4/27/08

Compost with the most

You know what I love? Worms. You know what worms love? Digesting organic material and making it into compost. Isn't that awesome? Worms are so great.



When I was a kid, we had a huge compost pile in the back yard (putting a bunch of organic crap in a pile and letting it sit and marinate over a period of years is called "passive composting"; we were big into "passive" I think, there in suburban New Jersey), and there was something so wild and exotic about it to a young me.

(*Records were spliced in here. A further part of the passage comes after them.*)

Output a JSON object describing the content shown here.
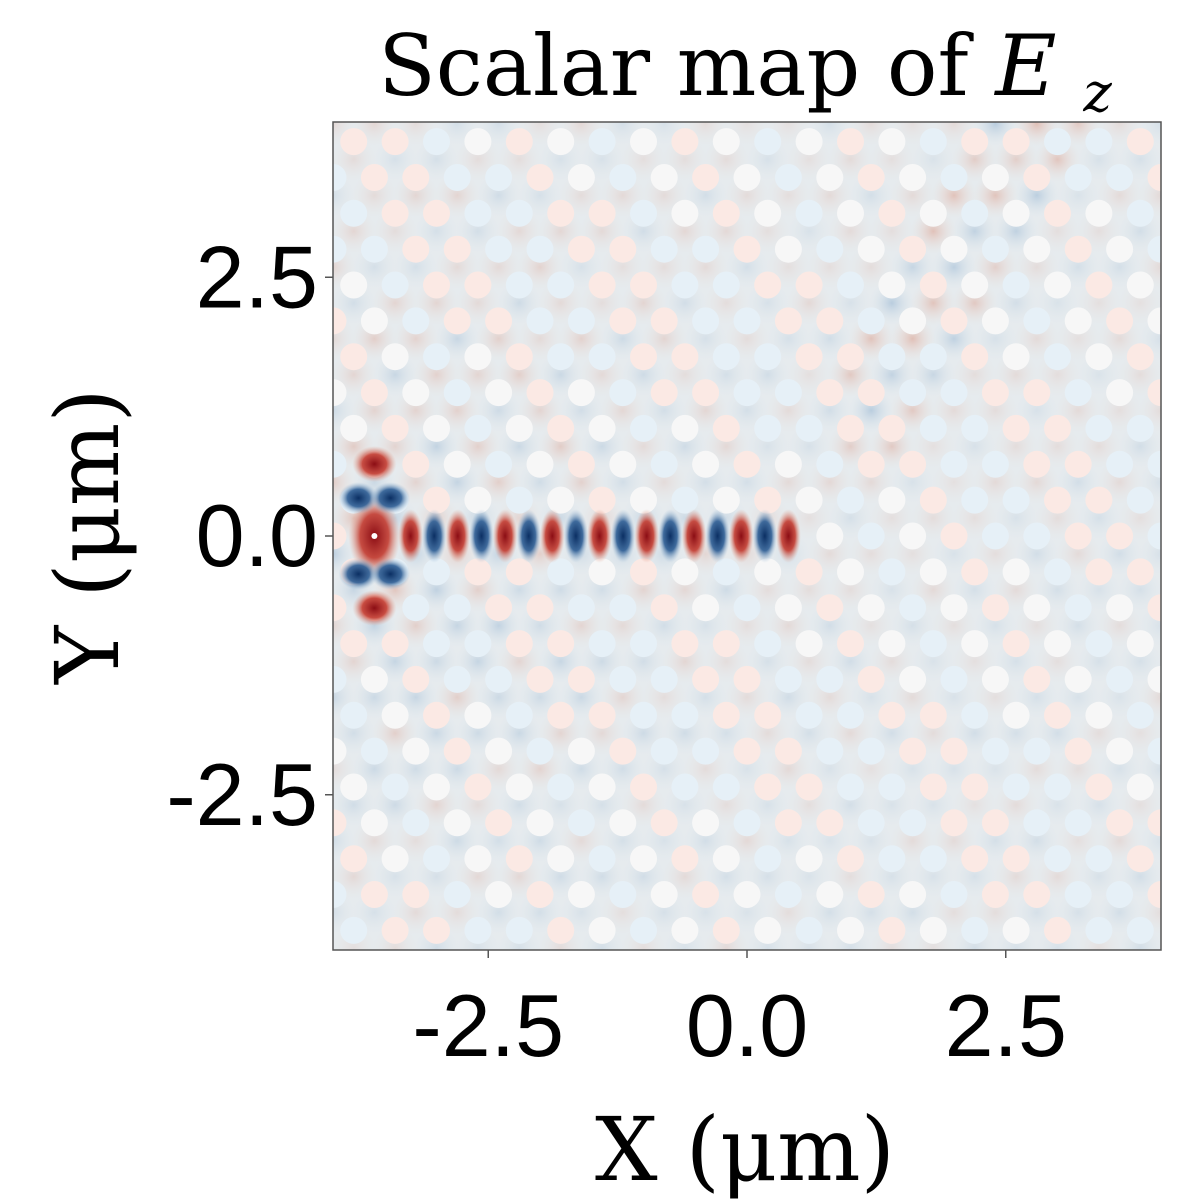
{
  "chart_data": {
    "type": "heatmap",
    "title_text": "Scalar map of ",
    "title_symbol": "E",
    "title_subscript": "z",
    "xlabel": "X (μm)",
    "ylabel": "Y (μm)",
    "xlim": [
      -4.0,
      4.0
    ],
    "ylim": [
      -4.0,
      4.0
    ],
    "x_ticks": [
      -2.5,
      0.0,
      2.5
    ],
    "y_ticks": [
      2.5,
      0.0,
      -2.5
    ],
    "x_tick_labels": [
      "-2.5",
      "0.0",
      "2.5"
    ],
    "y_tick_labels": [
      "2.5",
      "0.0",
      "-2.5"
    ],
    "colormap": "RdBu (diverging)",
    "colors": {
      "positive": "#a50f15",
      "negative": "#08306b",
      "zero": "#e6ebee",
      "hole": "#f7f7f7"
    },
    "lattice": {
      "type": "triangular",
      "pitch_um": 0.4,
      "hole_radius_um": 0.13
    },
    "waveguide": {
      "axis": "y = 0",
      "x_start_um": -3.6,
      "x_end_um": 0.4
    },
    "source": {
      "x_um": -3.6,
      "y_um": 0.0
    },
    "field_pattern": "guided standing-wave mode along the line defect, strongest near the source, with weak leakage into the upper-right photonic-crystal region",
    "grid": false,
    "legend": "none"
  }
}
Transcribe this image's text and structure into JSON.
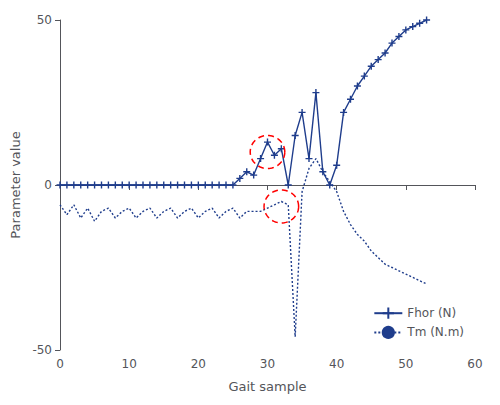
{
  "chart_data": {
    "type": "line",
    "xlabel": "Gait sample",
    "ylabel": "Parameter value",
    "xlim": [
      0,
      60
    ],
    "ylim": [
      -50,
      50
    ],
    "xticks": [
      0,
      10,
      20,
      30,
      40,
      50,
      60
    ],
    "yticks": [
      -50,
      0,
      50
    ],
    "grid": false,
    "legend": "lower right",
    "series": [
      {
        "name": "Fhor (N)",
        "color": "#1f3d8c",
        "marker": "plus",
        "line_style": "solid",
        "x": [
          0,
          1,
          2,
          3,
          4,
          5,
          6,
          7,
          8,
          9,
          10,
          11,
          12,
          13,
          14,
          15,
          16,
          17,
          18,
          19,
          20,
          21,
          22,
          23,
          24,
          25,
          26,
          27,
          28,
          29,
          30,
          31,
          32,
          33,
          34,
          35,
          36,
          37,
          38,
          39,
          40,
          41,
          42,
          43,
          44,
          45,
          46,
          47,
          48,
          49,
          50,
          51,
          52,
          53
        ],
        "values": [
          0,
          0,
          0,
          0,
          0,
          0,
          0,
          0,
          0,
          0,
          0,
          0,
          0,
          0,
          0,
          0,
          0,
          0,
          0,
          0,
          0,
          0,
          0,
          0,
          0,
          0,
          2,
          4,
          3,
          8,
          13,
          9,
          11,
          0,
          15,
          22,
          8,
          28,
          4,
          0,
          6,
          22,
          26,
          30,
          33,
          36,
          38,
          40,
          43,
          45,
          47,
          48,
          49,
          50
        ]
      },
      {
        "name": "Tm (N.m)",
        "color": "#1f3d8c",
        "marker": "none",
        "line_style": "dotted",
        "x": [
          0,
          1,
          2,
          3,
          4,
          5,
          6,
          7,
          8,
          9,
          10,
          11,
          12,
          13,
          14,
          15,
          16,
          17,
          18,
          19,
          20,
          21,
          22,
          23,
          24,
          25,
          26,
          27,
          28,
          29,
          30,
          31,
          32,
          33,
          34,
          35,
          36,
          37,
          38,
          39,
          40,
          41,
          42,
          43,
          44,
          45,
          46,
          47,
          48,
          49,
          50,
          51,
          52,
          53
        ],
        "values": [
          -6,
          -9,
          -6,
          -10,
          -7,
          -11,
          -8,
          -7,
          -10,
          -8,
          -7,
          -10,
          -8,
          -7,
          -10,
          -8,
          -7,
          -10,
          -8,
          -7,
          -10,
          -8,
          -7,
          -10,
          -8,
          -7,
          -10,
          -8,
          -8,
          -8,
          -7,
          -6,
          -5,
          -6,
          -46,
          -2,
          5,
          8,
          4,
          1,
          -2,
          -8,
          -12,
          -15,
          -17,
          -20,
          -22,
          -24,
          -25,
          -26,
          -27,
          -28,
          -29,
          -30
        ]
      }
    ],
    "ellipses": [
      {
        "cx": 30,
        "cy": 10,
        "rx": 2.5,
        "ry": 5,
        "color": "red",
        "line_style": "dashed"
      },
      {
        "cx": 32,
        "cy": -6.5,
        "rx": 2.5,
        "ry": 5,
        "color": "red",
        "line_style": "dashed"
      }
    ]
  }
}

It seemed like such a Dad thing.

Later, I dated someone whose family kept a small ventilated compost bin in their kitchen, filled with egg shells and banana peels—more recognizable everyday things than my childhood Mount Kilimantrasho ever had on it. It seemed like such a cool your-parents-used-to-be-hippies-didn't-they thing.

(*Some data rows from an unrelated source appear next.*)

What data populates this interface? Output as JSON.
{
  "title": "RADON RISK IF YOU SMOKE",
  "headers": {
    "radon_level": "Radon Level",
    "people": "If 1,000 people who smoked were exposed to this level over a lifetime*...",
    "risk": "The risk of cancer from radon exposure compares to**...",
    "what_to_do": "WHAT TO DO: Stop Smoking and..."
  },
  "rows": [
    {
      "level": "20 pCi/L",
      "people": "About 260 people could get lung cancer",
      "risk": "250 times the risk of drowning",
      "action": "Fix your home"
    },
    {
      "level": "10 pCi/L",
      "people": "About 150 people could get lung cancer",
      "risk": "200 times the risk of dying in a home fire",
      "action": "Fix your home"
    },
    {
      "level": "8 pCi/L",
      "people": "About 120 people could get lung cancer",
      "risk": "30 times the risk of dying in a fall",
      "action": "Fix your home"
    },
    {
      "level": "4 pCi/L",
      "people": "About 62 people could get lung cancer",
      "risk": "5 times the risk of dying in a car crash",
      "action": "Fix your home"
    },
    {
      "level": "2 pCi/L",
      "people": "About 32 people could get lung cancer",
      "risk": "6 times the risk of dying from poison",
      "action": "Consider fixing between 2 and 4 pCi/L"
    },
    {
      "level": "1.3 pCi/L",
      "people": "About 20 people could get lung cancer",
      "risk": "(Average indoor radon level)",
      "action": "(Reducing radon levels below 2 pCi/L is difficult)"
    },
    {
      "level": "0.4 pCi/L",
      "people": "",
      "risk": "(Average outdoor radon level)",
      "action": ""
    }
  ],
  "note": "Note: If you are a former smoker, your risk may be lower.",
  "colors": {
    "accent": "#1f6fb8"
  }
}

Personally, I haven't kept compost myself since I reached double digits, even though I know its benefits outweigh its relative inconvenience (and I fully cop to this "relative inconvenience" being a BS excuse, since most major cities are actively making it easier and easier for individuals to manage their waste effectively). Recycling, reusing and reducing has always seemed like a more easily achieved sort of lifestyle, and one my husband and I actively maintain. But surely there must be more we can do…

And then Joe started a composting program, and my eyes were really opened.

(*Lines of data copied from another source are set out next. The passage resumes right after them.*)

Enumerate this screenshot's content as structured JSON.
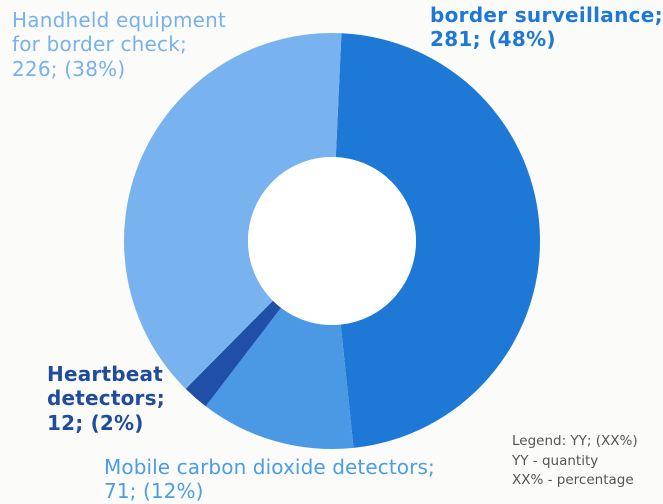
{
  "chart_data": {
    "type": "donut",
    "unit": "quantity",
    "slices": [
      {
        "key": "border",
        "label_lines": [
          "border surveillance;",
          "281; (48%)"
        ],
        "value": 281,
        "percent": 48,
        "color": "#1e78d6",
        "label_color": "#1e78d6"
      },
      {
        "key": "co2",
        "label_lines": [
          "Mobile carbon dioxide detectors;",
          "71; (12%)"
        ],
        "value": 71,
        "percent": 12,
        "color": "#4b99e5",
        "label_color": "#4d9ce6"
      },
      {
        "key": "heartbeat",
        "label_lines": [
          "Heartbeat",
          "detectors;",
          "12; (2%)"
        ],
        "value": 12,
        "percent": 2,
        "color": "#1f4fa7",
        "label_color": "#1f4c9e"
      },
      {
        "key": "handheld",
        "label_lines": [
          "Handheld equipment",
          "for border check;",
          "226; (38%)"
        ],
        "value": 226,
        "percent": 38,
        "color": "#78b3ef",
        "label_color": "#77b1ee"
      }
    ],
    "legend_lines": [
      "Legend: YY; (XX%)",
      "YY - quantity",
      "XX% - percentage"
    ]
  }
}
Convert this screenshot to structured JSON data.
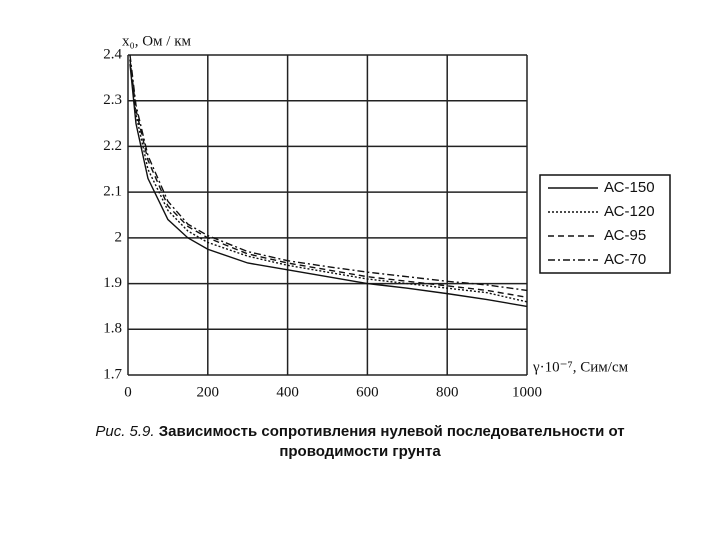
{
  "chart_data": {
    "type": "line",
    "y_label": "x₀, Ом / км",
    "x_label": "γ·10⁻⁷, Сим/см",
    "caption_prefix": "Рис. 5.9.",
    "caption_lines": [
      "Зависимость сопротивления нулевой последовательности от",
      "проводимости грунта"
    ],
    "x": [
      5,
      20,
      50,
      100,
      150,
      200,
      300,
      400,
      500,
      600,
      700,
      800,
      900,
      1000
    ],
    "series": [
      {
        "name": "АС-150",
        "color": "#111111",
        "dash": "solid",
        "values": [
          2.38,
          2.25,
          2.13,
          2.04,
          2.0,
          1.975,
          1.945,
          1.93,
          1.915,
          1.9,
          1.89,
          1.878,
          1.865,
          1.85
        ]
      },
      {
        "name": "АС-120",
        "color": "#111111",
        "dash": "dotted",
        "values": [
          2.39,
          2.27,
          2.15,
          2.06,
          2.015,
          1.99,
          1.96,
          1.94,
          1.925,
          1.91,
          1.9,
          1.89,
          1.88,
          1.86
        ]
      },
      {
        "name": "АС-95",
        "color": "#111111",
        "dash": "dashed",
        "values": [
          2.39,
          2.28,
          2.17,
          2.07,
          2.025,
          2.0,
          1.965,
          1.945,
          1.93,
          1.915,
          1.905,
          1.895,
          1.885,
          1.87
        ]
      },
      {
        "name": "АС-70",
        "color": "#111111",
        "dash": "dashdot",
        "values": [
          2.4,
          2.29,
          2.18,
          2.08,
          2.03,
          2.005,
          1.97,
          1.95,
          1.937,
          1.925,
          1.915,
          1.905,
          1.897,
          1.885
        ]
      }
    ],
    "xlim": [
      0,
      1000
    ],
    "xticks": [
      0,
      200,
      400,
      600,
      800,
      1000
    ],
    "ylim": [
      1.7,
      2.4
    ],
    "yticks": [
      1.7,
      1.8,
      1.9,
      2,
      2.1,
      2.2,
      2.3,
      2.4
    ],
    "grid": true,
    "legend": "right"
  }
}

When I first heard about the plan, I was skeptical for sure; how can already-overwhelmed baristas in a busy shop be expected to effectively and efficiently compost roughly 75% of a day's basic rubbish output? But it is as natural as though we had been doing it for years, and after a few times of having to fish Post-it notes out of the compost bin, even I got the hang of it.

Commercial composting can be so amazing, especially in an industry that naturally produces so much organic waste. Not only is composting coffee grounds and foodstuffs in one large, wheeled container that gets emptied nearly nightly by a professional crew vastly better for the environment than tossing roughly 200lbs of plastic-bagged trash every evening, but it also makes the actual rubbish so much more manageable and less messy. Win-win!

Here is some more information about composting on a small scale in New York, and how the Department of Sanitation can help residents be more earth-aware.

On the topic of the environment, get a load of these little beauties:


Available for purchase here, $20. (NB: back-ordered until mid May)

(Also, I'd like to say that I never, ever recommend doing a Google Image Search for "worm," even when writing a blog post about composting. The results are profoundly unpleasant.)